Monday, November 11, 2019

Trump Cranks Religion to 11 As Impeachment Looms


No segment of American society has been more loyal to the morally bankrupt Donald Trump than evangelical Christians.  Having followed the so-called "Christian Right" - which is neither Christian nor right about anything - it's of little surprise.  Among evangelical leaders - I refer to them as "professional Christians" - it has never been about spreading the gospel message, especially how one is to care for the less fortunate, but rather all about self-enrichment and worldly power.  Their followers are similarly toxic inasmuch as their main motivations are based on animus to others rather than an embrace of Christ's message. In may ways, they and Donald Trump were made for each other: they, like Trump are frauds and their leaders little more than snake oil merchants and con-artists.  Trump seemingly saw these folks for what they are and has used promises of special rights and policies harmful to those they dislike to cement an unholy alliance.  Now, with the impeachment process intensifying, Trump has turned up his shameless courting of these morally deficit individuals.  A piece in Rewire looks at Trump's actions which are reminiscent of those of Richard Nixon when faced with the specter of impeachment.  Here are excerpts:

As Trump’s impeachment fears intensify and the House formalizes its impeachment process, the White House has cranked the religion up to eleven. On Tuesday, twenty-five evangelical megachurch leaders prayed for and with Trump in the Roosevelt Room of the White House, in a grand spectacle. So much for Jesus’s condemnation of public prayer as hypocrisy in his Sermon on the Mount. 
Then, on Thursday night, the White House announced that one of those preachers, Paula White, a televangelist, is joining the White House staff on the Faith and Opportunity Initiative. Earlier in October, Mike Pompeo and Bill Barr delivered now infamous speeches tying the administration to Christian nationalism.
This religious revival is all about impeachment. The hour-long prayer session included a standing ovation and was widely covered by Fox News and other conservative outlets, who explicitly characterized the prayers as a pushback against impeachment.
Nixon turned to religion as the Watergate wave broke over his administration. His first address to the nation about “the Watergate affair” announced the resignations of three senior staffers and the firing of White House Counsel John Dean. It was the first time a president ended a speech with the phrase “God bless America.” The phrase was not merely an offhand religious remark, but part of an overt appeal to Chrisitans all over the nation, a reminder that Nixon was one of them: “I ask for your prayers to help me in everything that I do throughout the days of my presidency.

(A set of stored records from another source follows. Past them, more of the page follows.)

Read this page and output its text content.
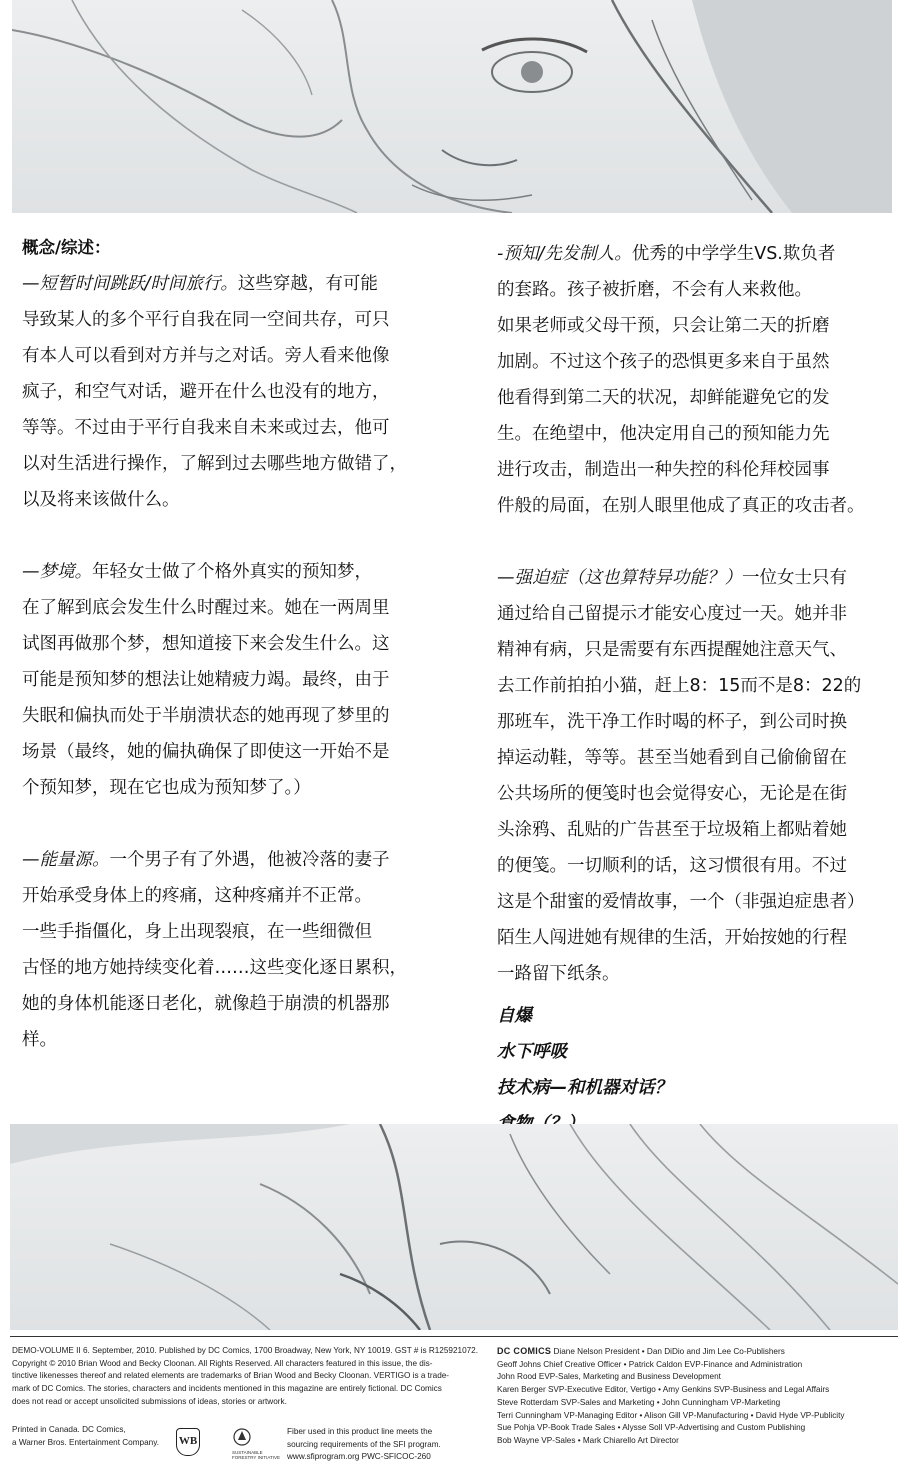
概念/综述：

—短暂时间跳跃/时间旅行。这些穿越，有可能
导致某人的多个平行自我在同一空间共存，可只
有本人可以看到对方并与之对话。旁人看来他像
疯子，和空气对话，避开在什么也没有的地方，
等等。不过由于平行自我来自未来或过去，他可
以对生活进行操作，了解到过去哪些地方做错了，
以及将来该做什么。

—梦境。年轻女士做了个格外真实的预知梦，
在了解到底会发生什么时醒过来。她在一两周里
试图再做那个梦，想知道接下来会发生什么。这
可能是预知梦的想法让她精疲力竭。最终，由于
失眠和偏执而处于半崩溃状态的她再现了梦里的
场景（最终，她的偏执确保了即使这一开始不是
个预知梦，现在它也成为预知梦了。）

—能量源。一个男子有了外遇，他被冷落的妻子
开始承受身体上的疼痛，这种疼痛并不正常。
一些手指僵化，身上出现裂痕，在一些细微但
古怪的地方她持续变化着……这些变化逐日累积，
她的身体机能逐日老化，就像趋于崩溃的机器那
样。

-预知/先发制人。优秀的中学学生VS.欺负者
的套路。孩子被折磨，不会有人来救他。
如果老师或父母干预，只会让第二天的折磨
加剧。不过这个孩子的恐惧更多来自于虽然
他看得到第二天的状况，却鲜能避免它的发
生。在绝望中，他决定用自己的预知能力先
进行攻击，制造出一种失控的科伦拜校园事
件般的局面，在别人眼里他成了真正的攻击者。

—强迫症（这也算特异功能？）一位女士只有
通过给自己留提示才能安心度过一天。她并非
精神有病，只是需要有东西提醒她注意天气、
去工作前拍拍小猫，赶上8：15而不是8：22的
那班车，洗干净工作时喝的杯子，到公司时换
掉运动鞋，等等。甚至当她看到自己偷偷留在
公共场所的便笺时也会觉得安心，无论是在街
头涂鸦、乱贴的广告甚至于垃圾箱上都贴着她
的便笺。一切顺利的话，这习惯很有用。不过
这是个甜蜜的爱情故事，一个（非强迫症患者）
陌生人闯进她有规律的生活，开始按她的行程
一路留下纸条。

自爆

水下呼吸

技术病—和机器对话？

DEMO-VOLUME II 6. September, 2010. Published by DC Comics, 1700 Broadway, New York, NY 10019. GST # is R125921072.
Copyright © 2010 Brian Wood and Becky Cloonan. All Rights Reserved. All characters featured in this issue, the dis-
tinctive likenesses thereof and related elements are trademarks of Brian Wood and Becky Cloonan. VERTIGO is a trade-
mark of DC Comics. The stories, characters and incidents mentioned in this magazine are entirely fictional. DC Comics
does not read or accept unsolicited submissions of ideas, stories or artwork.
Printed in Canada. DC Comics,
a Warner Bros. Entertainment Company.	WB
SUSTAINABLE FORESTRY INITIATIVE
Fiber used in this product line meets the
sourcing requirements of the SFI program.
www.sfiprogram.org PWC-SFICOC-260
DC COMICS Diane Nelson President • Dan DiDio and Jim Lee Co-Publishers
Geoff Johns Chief Creative Officer • Patrick Caldon EVP-Finance and Administration
John Rood EVP-Sales, Marketing and Business Development
Karen Berger SVP-Executive Editor, Vertigo • Amy Genkins SVP-Business and Legal Affairs
Steve Rotterdam SVP-Sales and Marketing • John Cunningham VP-Marketing
Terri Cunningham VP-Managing Editor • Alison Gill VP-Manufacturing • David Hyde VP-Publicity
Sue Pohja VP-Book Trade Sales • Alysse Soll VP-Advertising and Custom Publishing
Bob Wayne VP-Sales • Mark Chiarello Art Director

God bless America and God bless each and every one of you.” Nixon also managed to mention “Christmas”—in April—and work in the phrase “God-given rights.”

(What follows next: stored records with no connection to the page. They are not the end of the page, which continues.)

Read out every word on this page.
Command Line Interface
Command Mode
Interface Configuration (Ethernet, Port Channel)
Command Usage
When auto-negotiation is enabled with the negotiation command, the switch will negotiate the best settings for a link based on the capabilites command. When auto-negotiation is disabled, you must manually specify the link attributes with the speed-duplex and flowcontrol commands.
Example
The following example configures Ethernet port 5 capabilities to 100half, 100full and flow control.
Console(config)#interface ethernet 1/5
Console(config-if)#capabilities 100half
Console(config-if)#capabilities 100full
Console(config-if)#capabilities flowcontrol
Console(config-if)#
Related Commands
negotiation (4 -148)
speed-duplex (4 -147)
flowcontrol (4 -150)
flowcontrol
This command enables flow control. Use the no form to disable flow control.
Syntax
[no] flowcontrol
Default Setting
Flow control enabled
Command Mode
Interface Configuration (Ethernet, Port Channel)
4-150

Eleven months after the first Watergate/’God Bless America’ address, Nixon’s popularity plummeted and the noose of impeachment tightened, so he set off on a public relations tour to woo southern members of the House committee in charge of that impeachment. His first stop was the Grand Ole Opry, where he closed the evening by playing “God Bless America” on the piano so that the crowd would sing along.
Nixon used religion as a political tool throughout his career. Scholars credit him with bringing evangelicals into the GOP. He and Billy Graham used each other in a toxic relationship of religion, politics, and, as tapes later showed, anti-Semitism. Like Trump, Nixon invited evangelicals into the White House and the halls of power in ways previously unseen in a country that adopted the separation of state and church as a founding principle. However, even with that baseline piety, Nixon’s public displays of religion seemed to get more ostentatious as impeachment heated up.
But why? First, there’s a realpolitik element. Trump, like Nixon, is shoring up his base of evangelical support. “Don’t worry. Your leaders still support me. I even gave one a White House salary,” he seems to be saying. This is both un-American and irreligious. When religion is used as a political weapon, it becomes weakened and tainted
The separation of state and church is regularly used to keep religion out of government. But it’s also meant to allow religion to remain free of the taint of the day-to-day political power struggle. This is why Madison wrote that “religion and government will both exist in greater purity, the less they are mixed together.” Politicians taint religion by using it as a political tool. Indeed, Madison’s writing is a prescient warning about Donald Trump. 
The second reason Trump is cranking up the religion is, as I explain in The Founding Myth, to distract the masses and cloak a criminal in the mantle of religion. Religion can be simple shorthand for tribal allegiance, but it also has the power to distract from important issues that actually affect governance and to serve as a rhetorical substitute for genuine morality.
Nixon asked people to pray for him and ended with “God bless America” to remind the nation that he was religious and therefore moral, and thus either innocent or deserving of forgiveness. Trump is doing the same with his gaggle of evangelical bootlickers. The only difference is that with Trump, evangelicals seem content to concede that he is not moral, but an “imperfect vessel” doing their god’s will. We’ll have to wait and see, as Trump continues his campaign of religious pandering, whether he’s done enough to earn the “deserving of forgiveness” label. One thing is certain, more public piety is in our future.